1931297_1718102998425091_56898196599142172_n

W dniu 13.02.2016 r. w Rzeszowie odbył się turniej Polish Open 2016 Karate Carpathia Cup organizowany przez Rzeszowski Klub Sportów Walki SYSTEM. W turnieju wzięło udział 470 zawodników z kilkudziesięciu ośrodków z Polski i zagranicy. Walki toczyły się pomiędzy zawodnikami z kilkunastu krajów. Sędzią głównym zawodów był Shihan Remigiusz Karpiński.
W silnie obsadzonym turnieju wzięli udział także reprezentanci Ełckiego Klubu Karate Kyokushin. Kinga Mierzejewska w pierwszej walce zmierzyła się z reprezentantką Litwy. Walka była wyrównana i bardzo emocjonująca. Sędziowie dopiero po dogrywce wskazali zwycięzcę, którą okazała się rywalka Kingi. Hubert Surażyński pewnie wygrał swoją pierwszą walkę. W kolejnej zmierzył się z o wiele silniejszym fizycznie zawodnikiem z Litwy. Mimo bojowej postawy nie zdołał pokonać o kilkanaście kilogramów cięższego rywala. Oskar Sosnowski swoją pierwszą walkę wygrał w pięknym stylu zdobywając w 30 sekund dwa wazari. W drugiej walce w końcówce nieznacznie uległ bardzo aktywnemu przeciwnikowi. Dobrze zaprezentował  się także Maciej Zinówko, który stoczył walkę z silniejszym fizycznie zawodnikiem. Pomimo waleczności i dobrego przygotowania Maciek uległ w pierwszej rundzie. Wiele emocji przyniósł pojedynek Aleksandry Prokudy.
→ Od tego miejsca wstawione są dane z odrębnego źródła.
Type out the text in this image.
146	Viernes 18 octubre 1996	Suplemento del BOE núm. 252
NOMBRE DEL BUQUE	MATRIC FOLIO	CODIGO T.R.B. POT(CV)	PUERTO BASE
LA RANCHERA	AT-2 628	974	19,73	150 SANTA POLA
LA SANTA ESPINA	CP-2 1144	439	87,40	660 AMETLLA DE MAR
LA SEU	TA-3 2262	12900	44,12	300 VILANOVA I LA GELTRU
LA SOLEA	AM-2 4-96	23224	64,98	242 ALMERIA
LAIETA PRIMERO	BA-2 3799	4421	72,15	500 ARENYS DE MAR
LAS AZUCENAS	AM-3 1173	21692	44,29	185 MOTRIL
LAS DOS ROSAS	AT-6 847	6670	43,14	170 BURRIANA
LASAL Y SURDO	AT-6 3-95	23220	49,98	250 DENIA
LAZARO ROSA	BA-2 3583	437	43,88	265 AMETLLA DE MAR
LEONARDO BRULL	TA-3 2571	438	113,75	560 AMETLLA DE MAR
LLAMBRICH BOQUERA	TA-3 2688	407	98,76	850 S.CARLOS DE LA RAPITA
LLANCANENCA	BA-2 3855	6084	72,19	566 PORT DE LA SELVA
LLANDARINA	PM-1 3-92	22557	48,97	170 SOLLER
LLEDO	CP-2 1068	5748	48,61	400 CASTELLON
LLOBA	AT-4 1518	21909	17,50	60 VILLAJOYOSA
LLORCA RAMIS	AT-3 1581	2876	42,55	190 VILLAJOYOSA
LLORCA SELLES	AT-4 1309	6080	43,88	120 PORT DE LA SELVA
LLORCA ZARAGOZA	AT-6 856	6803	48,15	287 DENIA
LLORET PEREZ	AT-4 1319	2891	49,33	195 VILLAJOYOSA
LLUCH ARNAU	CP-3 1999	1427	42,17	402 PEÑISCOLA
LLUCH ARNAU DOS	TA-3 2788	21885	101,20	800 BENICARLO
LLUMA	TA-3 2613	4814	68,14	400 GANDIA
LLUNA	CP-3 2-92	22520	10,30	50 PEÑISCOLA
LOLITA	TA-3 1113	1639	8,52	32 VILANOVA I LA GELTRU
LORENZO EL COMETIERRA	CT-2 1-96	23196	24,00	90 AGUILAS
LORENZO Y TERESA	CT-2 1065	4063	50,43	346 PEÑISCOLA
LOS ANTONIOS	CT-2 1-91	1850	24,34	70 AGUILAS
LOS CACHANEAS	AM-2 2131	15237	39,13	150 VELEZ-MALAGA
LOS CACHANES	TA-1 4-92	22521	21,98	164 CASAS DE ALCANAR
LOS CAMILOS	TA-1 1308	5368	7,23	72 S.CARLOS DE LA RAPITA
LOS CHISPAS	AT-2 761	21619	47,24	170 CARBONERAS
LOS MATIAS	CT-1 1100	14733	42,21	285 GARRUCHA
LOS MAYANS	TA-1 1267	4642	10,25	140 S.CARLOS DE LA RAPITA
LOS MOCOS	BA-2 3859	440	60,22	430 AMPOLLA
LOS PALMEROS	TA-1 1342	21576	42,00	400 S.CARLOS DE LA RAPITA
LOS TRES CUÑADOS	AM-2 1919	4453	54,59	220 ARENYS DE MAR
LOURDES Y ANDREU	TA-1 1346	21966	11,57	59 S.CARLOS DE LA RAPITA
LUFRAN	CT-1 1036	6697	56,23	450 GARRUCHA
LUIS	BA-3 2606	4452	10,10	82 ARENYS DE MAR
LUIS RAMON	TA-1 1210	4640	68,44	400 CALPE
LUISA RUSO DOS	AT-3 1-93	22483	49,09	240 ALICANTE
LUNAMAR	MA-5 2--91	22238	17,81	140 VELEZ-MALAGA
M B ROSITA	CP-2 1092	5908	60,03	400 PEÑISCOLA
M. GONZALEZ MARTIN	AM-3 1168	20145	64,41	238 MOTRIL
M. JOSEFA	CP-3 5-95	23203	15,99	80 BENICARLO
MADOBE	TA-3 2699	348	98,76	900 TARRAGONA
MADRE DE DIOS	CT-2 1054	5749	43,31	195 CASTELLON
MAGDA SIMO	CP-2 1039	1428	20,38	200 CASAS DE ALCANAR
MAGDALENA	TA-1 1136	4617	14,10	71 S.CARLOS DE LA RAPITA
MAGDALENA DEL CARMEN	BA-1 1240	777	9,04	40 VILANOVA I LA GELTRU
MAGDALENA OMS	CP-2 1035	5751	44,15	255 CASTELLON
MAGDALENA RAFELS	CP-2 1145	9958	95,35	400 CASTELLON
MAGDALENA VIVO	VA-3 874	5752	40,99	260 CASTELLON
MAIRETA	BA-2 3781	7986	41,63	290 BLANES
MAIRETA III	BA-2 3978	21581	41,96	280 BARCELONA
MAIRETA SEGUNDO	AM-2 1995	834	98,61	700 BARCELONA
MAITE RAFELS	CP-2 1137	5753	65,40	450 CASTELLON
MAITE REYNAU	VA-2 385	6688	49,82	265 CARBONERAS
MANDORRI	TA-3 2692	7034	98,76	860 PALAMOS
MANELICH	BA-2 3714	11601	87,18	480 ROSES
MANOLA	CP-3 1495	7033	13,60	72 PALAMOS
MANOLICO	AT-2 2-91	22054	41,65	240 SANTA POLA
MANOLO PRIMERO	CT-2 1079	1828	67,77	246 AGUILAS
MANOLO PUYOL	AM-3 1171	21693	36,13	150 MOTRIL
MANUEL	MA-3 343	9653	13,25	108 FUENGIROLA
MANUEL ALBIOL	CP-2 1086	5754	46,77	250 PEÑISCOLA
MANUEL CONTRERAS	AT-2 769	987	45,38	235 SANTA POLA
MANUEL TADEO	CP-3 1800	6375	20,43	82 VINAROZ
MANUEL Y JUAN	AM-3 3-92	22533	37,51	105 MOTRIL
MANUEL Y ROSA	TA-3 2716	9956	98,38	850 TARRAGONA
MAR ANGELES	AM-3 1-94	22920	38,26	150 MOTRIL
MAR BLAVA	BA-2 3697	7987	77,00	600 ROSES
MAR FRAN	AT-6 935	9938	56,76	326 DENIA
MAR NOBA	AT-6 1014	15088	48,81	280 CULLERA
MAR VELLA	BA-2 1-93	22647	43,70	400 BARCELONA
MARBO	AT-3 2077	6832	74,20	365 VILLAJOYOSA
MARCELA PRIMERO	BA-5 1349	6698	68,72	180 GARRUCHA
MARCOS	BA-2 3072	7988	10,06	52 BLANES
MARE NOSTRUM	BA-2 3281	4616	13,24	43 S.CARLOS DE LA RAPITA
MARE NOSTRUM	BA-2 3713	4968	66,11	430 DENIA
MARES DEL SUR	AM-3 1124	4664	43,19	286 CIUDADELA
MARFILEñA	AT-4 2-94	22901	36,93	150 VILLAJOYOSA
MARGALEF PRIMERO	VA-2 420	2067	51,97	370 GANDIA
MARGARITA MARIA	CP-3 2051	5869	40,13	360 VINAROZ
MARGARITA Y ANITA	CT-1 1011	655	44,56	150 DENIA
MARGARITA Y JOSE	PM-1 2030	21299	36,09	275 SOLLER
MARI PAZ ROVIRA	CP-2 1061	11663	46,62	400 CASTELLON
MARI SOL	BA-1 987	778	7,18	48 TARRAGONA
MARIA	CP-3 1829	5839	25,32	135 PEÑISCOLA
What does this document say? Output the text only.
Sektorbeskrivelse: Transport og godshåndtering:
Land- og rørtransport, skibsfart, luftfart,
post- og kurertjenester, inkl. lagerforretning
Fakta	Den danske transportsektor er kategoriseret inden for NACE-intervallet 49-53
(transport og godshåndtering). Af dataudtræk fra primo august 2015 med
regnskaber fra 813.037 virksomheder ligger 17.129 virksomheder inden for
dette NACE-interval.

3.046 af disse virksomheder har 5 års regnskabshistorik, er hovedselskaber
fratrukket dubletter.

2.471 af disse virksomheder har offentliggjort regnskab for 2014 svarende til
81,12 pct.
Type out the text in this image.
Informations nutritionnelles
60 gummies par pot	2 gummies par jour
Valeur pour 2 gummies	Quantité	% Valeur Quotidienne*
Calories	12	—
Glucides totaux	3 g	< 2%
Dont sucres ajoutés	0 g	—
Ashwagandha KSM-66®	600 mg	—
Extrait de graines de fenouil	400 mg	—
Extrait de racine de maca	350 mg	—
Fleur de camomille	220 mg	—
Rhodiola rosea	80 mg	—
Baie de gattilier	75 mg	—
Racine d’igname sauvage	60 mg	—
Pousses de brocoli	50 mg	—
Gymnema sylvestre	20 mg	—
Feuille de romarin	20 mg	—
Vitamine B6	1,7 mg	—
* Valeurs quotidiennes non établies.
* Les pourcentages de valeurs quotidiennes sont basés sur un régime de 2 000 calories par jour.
W swojej pierwszej walce mimo przewagi fizycznej rywalki zdołała trafić skutecznie mawashi geri jodan zdobywając wazari, jednak w ostatniej sekundzie to samo zrobiła przeciwniczka po czym sędziowie wskazali ją jako zwcięzcę. Ewa Prokuda w pierwszej walce miała wolny los. Z drugiej rundy również wyszła zwycięsko, jednak w trzeciej walce musiała uznać wyższość przeciwniczki. Bardzo dobrze na zawodach w Rzeszowie zaprezentowała się trzecia z sióstr Alicja Prokuda. Wygrała cztery walki i doszła aż do finału turnieju, w którym nieznacznie uległa rywalce zdobywając tym samym srebrny medal. Na głębokie wyrazy uznania zasługuje postawa Maji Begicz, która wygrała swoją kategorię i do Ełku wróciła ze złotym medalem. Maja długo czekała na swoją pierwszą walkę, w której zmierzyła się z o wiele wyższą od siebie zawodniczką. Mimo dużej różnicy walkę wygrała pewnie przez wazari. Kolejna przeciwniczka również była dużo wyższa ale widać, że nie robi to na Maji najmniejszego wrażenia. Maja wygrała wszystkie swoje walki, prezentując wielkiego ducha walki. Do Ełku wróciliśmy z dwoma cennymi medalami i bogatsi o bardzo cenne doświadczenie, które na pewno zaprocentuje na kolejnych zawodach. Wyjazd do Rzeszowa odbył się ze wsparciem finansowym Urzędu Miasta Ełk.